In marked contrast to the prior art, the present invention provides a simple method of forming a bulk amorphous metal alloy article from at least one matrix metal and at least one element which is a fast diffuser in the matrix meal (hereinafter fast diffuser element). Unlike the method described in U.S. Pat. No. 4,594,104, which uses an elaborate system to precipitate an intimate mixture of the components of the metal alloy, the instant invention starts with simple crystalline powders or flakes of the desired components which are mechanically alloyed into a substantially amorphous intimate powder mixture. By substantially amorphous is meant that the powder mixture is at least 50% but less than 100% amorphous.

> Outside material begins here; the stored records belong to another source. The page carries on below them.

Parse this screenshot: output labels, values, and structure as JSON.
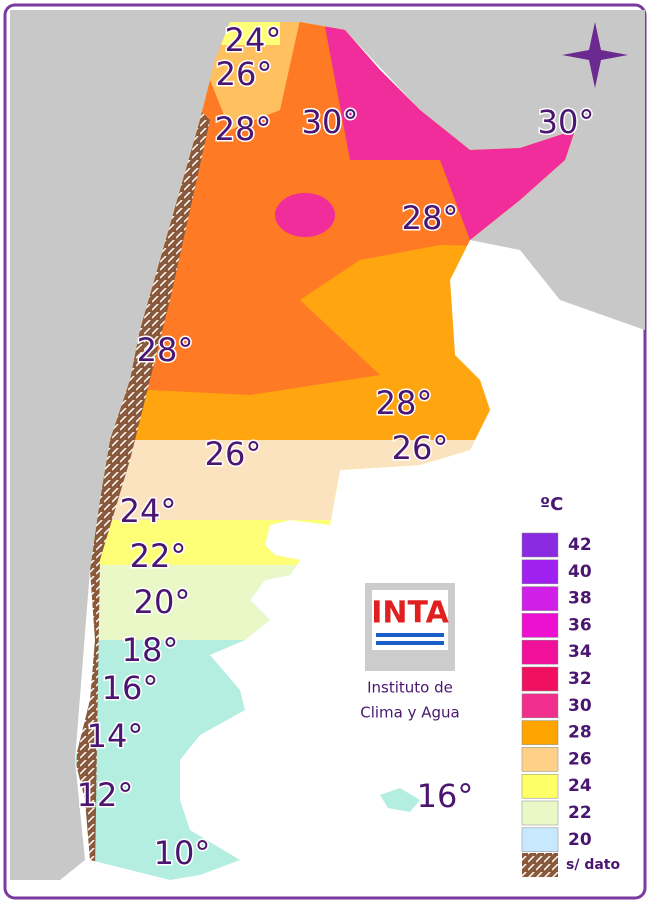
{
  "isotherm_labels": [
    "24°",
    "26°",
    "28°",
    "30°",
    "30°",
    "28°",
    "28°",
    "28°",
    "26°",
    "26°",
    "24°",
    "22°",
    "20°",
    "18°",
    "16°",
    "14°",
    "12°",
    "16°",
    "10°"
  ],
  "legend": {
    "unit": "ºC",
    "items": [
      {
        "label": "42",
        "color": "#8a2be2"
      },
      {
        "label": "40",
        "color": "#a020f0"
      },
      {
        "label": "38",
        "color": "#d020e8"
      },
      {
        "label": "36",
        "color": "#ee10d0"
      },
      {
        "label": "34",
        "color": "#f0109a"
      },
      {
        "label": "32",
        "color": "#f01060"
      },
      {
        "label": "30",
        "color": "#f0308c"
      },
      {
        "label": "28",
        "color": "#ffa500"
      },
      {
        "label": "26",
        "color": "#ffd088"
      },
      {
        "label": "24",
        "color": "#ffff66"
      },
      {
        "label": "22",
        "color": "#eaf8c8"
      },
      {
        "label": "20",
        "color": "#c8e8ff"
      }
    ],
    "no_data": "s/ dato"
  },
  "logo": {
    "name": "INTA",
    "line1": "Instituto de",
    "line2": "Clima y Agua"
  }
}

The prior art does not disclose nor suggest that it would be advantageous to mechanically alloy a matrix metal and a crystalline diffuser element to a point that some degree of crystallinity remains. It is applicant who has surprisingly discovered that the presence of a crystalline component in a mechanically alloyed powder mixture allows one to form bulk amorphous metal alloy articles using standard forming methods such as cold-rolling or hot-pressing. Applicant has also discovered, absent any teaching in the prior art, that in order to form bulk amorphous metal alloy articles, each particle of the powder mixture must have a modulated structure. By modulated structure is meant a concentric gradient of the respective components of the particle.
In summary, this invention provides a simple method of forming a bulk amorphous metal alloy article by routine methods such as cold or hot-pressing. This presents a ignificant advance in the art by forming a bulk amorphous metal alloy article without resorting to such costly and limited (i.e. shape limited) methods as high speed compaction.